“Well, he took up spiritualism or something, didn’t he? At any rate, he lived at Fountain Court, an old red-brick house in a large neglected garden there, until his death a couple of years ago. Then, as Groat’s Heath had suddenly become a popular suburb with a tube railway, a land company acquired the estate, the house was razed to the ground and in a twinkling a colony of Noah’s ark villas took its place. There is Metrobe Road here, and Court Crescent there, and Mansion Drive and what not, and Elsie’s little place perpetuates another landmark.”

“I have Metrobe’s last book there,” said Carrados, nodding towards a point on his shelves. “In fact he sent me a copy. ‘The Flame beyond the Dome’ it is called—the queerest farrago of balderdash and metaphysics imaginable. But what about the neighbour, Louis? Did you settle what we might almost term ‘his hash’?”

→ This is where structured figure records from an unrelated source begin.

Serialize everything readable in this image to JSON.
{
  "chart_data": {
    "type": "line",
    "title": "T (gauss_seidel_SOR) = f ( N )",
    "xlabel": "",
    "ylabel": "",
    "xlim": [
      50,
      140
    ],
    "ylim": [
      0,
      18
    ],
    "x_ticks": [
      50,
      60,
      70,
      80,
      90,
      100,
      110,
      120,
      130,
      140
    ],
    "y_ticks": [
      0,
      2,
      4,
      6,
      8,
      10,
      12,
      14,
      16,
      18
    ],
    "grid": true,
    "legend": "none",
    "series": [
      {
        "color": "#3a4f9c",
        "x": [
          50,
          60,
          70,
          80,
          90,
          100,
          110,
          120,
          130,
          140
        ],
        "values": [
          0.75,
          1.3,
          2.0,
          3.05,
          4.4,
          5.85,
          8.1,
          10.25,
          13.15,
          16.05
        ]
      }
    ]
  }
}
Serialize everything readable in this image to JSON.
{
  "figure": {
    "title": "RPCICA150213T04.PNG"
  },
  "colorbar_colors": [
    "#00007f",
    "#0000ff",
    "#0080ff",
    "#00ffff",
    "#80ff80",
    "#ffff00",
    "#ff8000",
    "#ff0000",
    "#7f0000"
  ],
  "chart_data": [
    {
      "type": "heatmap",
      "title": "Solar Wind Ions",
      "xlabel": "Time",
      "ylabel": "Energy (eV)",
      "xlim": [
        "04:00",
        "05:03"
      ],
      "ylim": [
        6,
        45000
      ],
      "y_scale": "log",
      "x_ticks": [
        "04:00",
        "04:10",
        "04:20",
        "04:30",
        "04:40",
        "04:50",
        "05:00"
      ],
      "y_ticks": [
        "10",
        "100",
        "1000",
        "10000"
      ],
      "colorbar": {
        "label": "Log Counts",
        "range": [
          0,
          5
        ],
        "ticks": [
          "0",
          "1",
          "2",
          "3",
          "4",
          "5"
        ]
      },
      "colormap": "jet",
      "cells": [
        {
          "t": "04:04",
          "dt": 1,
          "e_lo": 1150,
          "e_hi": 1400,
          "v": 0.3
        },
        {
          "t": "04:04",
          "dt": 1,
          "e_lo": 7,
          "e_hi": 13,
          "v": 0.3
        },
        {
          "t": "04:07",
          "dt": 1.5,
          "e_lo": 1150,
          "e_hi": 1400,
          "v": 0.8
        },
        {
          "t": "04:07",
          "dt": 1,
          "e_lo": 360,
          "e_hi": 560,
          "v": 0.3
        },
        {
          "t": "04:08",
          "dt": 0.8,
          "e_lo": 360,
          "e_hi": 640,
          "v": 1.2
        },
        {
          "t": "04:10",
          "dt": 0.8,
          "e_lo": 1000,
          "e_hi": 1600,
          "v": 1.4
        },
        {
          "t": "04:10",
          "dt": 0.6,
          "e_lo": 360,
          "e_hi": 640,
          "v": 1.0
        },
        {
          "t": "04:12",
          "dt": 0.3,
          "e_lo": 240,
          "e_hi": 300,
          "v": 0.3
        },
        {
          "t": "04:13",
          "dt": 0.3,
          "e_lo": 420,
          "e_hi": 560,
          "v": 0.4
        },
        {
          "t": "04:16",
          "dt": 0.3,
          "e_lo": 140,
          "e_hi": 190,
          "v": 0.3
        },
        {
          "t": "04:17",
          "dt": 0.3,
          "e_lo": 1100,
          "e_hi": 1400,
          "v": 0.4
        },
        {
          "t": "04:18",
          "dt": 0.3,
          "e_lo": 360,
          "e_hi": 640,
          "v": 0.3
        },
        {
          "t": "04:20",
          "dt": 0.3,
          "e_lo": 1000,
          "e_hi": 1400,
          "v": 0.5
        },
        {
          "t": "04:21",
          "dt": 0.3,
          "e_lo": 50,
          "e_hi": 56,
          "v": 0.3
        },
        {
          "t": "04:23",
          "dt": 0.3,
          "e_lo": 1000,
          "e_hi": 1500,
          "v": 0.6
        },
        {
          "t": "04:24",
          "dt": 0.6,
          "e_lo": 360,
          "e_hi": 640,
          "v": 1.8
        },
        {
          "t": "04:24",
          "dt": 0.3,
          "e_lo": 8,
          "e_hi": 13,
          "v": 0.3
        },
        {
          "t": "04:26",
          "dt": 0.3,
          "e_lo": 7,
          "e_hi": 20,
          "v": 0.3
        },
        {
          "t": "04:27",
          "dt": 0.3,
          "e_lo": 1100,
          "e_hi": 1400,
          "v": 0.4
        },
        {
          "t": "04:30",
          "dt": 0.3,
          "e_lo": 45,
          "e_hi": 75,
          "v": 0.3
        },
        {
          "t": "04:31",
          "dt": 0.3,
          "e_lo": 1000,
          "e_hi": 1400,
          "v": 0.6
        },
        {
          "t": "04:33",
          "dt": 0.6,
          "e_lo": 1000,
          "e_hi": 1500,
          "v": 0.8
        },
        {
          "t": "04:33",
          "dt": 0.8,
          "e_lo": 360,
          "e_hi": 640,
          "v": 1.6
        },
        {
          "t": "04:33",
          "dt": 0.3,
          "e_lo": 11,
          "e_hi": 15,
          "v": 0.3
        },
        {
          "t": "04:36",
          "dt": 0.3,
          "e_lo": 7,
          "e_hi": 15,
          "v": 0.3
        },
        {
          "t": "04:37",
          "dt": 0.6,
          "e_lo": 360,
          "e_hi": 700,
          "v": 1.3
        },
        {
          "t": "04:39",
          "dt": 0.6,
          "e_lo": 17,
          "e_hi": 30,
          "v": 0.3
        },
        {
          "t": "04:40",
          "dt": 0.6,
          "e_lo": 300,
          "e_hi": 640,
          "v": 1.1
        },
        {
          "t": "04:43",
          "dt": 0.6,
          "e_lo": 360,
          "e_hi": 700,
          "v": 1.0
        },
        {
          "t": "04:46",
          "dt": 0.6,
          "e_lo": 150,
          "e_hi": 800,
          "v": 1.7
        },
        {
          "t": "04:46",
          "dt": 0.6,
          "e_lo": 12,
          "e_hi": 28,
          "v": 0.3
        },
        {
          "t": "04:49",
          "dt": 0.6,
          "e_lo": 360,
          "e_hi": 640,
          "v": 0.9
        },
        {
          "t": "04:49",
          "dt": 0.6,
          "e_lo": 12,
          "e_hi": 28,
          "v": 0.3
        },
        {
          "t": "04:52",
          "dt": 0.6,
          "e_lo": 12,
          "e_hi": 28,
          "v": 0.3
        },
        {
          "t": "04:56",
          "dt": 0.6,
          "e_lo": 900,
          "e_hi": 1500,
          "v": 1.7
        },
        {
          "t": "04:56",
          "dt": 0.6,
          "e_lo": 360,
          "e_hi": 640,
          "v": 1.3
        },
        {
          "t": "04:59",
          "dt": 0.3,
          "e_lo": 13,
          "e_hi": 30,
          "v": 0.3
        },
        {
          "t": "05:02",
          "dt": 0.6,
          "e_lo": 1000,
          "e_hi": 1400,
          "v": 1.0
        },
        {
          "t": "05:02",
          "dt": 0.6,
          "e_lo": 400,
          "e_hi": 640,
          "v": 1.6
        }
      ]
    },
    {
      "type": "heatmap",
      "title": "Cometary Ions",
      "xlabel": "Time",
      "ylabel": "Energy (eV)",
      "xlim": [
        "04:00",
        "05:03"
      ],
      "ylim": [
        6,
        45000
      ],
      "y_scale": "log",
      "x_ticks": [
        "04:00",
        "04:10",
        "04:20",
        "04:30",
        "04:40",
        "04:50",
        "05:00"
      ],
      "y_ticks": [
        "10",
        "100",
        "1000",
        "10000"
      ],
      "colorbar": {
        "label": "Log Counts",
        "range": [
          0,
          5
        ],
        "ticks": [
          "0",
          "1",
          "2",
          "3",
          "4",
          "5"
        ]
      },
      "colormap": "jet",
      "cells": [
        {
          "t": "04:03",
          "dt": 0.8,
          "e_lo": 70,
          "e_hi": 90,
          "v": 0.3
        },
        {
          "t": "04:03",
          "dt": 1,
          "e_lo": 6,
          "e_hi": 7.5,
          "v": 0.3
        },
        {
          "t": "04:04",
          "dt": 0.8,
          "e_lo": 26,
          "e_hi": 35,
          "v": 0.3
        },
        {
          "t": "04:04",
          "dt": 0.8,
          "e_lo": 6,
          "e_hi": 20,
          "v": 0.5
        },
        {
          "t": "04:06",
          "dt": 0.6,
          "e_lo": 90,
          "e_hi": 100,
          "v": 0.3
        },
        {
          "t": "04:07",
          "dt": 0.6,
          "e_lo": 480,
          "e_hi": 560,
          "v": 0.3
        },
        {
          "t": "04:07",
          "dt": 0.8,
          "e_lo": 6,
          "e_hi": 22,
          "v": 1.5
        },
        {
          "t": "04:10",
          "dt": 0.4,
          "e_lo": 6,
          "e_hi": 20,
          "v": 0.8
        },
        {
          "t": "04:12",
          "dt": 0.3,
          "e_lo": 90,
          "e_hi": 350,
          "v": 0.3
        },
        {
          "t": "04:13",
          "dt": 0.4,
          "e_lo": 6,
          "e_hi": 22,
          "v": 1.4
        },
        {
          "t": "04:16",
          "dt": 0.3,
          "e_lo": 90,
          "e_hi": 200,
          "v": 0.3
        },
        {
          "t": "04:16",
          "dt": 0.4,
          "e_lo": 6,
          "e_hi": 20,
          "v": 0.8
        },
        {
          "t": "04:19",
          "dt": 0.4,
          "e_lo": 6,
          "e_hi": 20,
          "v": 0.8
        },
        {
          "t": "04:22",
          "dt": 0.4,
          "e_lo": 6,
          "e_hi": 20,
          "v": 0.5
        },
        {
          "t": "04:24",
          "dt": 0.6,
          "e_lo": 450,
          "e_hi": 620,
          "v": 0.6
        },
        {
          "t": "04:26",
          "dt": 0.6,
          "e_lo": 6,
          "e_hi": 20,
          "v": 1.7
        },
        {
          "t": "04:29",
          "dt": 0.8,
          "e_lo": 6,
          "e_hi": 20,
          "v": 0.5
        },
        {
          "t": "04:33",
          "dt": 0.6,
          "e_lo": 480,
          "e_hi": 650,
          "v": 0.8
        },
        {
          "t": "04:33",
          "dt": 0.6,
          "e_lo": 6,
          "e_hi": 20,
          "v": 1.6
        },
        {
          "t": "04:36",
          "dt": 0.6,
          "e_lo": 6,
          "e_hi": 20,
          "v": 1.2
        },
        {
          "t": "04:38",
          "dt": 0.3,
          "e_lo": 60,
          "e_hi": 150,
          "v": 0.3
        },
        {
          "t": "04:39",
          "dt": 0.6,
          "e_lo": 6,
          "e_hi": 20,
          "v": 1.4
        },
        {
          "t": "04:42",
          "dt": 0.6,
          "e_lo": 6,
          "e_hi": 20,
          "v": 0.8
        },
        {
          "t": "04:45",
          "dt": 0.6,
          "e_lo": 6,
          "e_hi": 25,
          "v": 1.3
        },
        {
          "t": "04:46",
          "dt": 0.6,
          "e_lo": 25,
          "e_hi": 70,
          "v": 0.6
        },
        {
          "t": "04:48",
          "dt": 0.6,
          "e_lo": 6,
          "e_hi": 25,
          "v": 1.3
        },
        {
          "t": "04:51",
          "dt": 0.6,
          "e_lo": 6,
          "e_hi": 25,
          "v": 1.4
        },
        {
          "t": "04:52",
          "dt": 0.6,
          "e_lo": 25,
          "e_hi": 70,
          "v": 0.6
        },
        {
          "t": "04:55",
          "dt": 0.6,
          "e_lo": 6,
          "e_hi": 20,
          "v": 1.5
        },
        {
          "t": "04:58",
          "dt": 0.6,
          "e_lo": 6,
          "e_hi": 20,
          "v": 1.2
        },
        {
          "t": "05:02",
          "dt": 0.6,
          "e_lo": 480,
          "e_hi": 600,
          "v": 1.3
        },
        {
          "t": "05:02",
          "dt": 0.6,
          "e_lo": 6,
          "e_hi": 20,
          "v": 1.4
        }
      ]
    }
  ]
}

“Oh, he is mad, of course. I advised her to make as little fuss about it as possible, seeing that the man lives next door and might become objectionable, but I framed a note for her to send which will probably have a good effect.”

“Is he mad, Louis?”

“Well, I don’t say that he is strictly a lunatic, but there is obviously a screw loose somewhere. He may carry indiscriminate benevolence towards Yorkshire terriers to irrational lengths. Or he may be a food specialist with a grievance. In effect he is mad on at least that one point. How else are we to account for the circumstances?”

“I was wondering,” replied Carrados thoughtfully.

“You suggest that he really may have a sane object?”

“I suggest it—for the sake of argument. If he has a sane object, what is it?”

“That I leave to you, Max,” retorted Mr Carlyle conclusively. “If he has a sane object, pray what is it?”

“For the sake of the argument I will tell you that in half-a-dozen words, Louis,” replied Carrados, with good-humoured tolerance. “If he is not mad in the sense which you have defined, the answer stares us in the face. His object is precisely that which he is achieving.”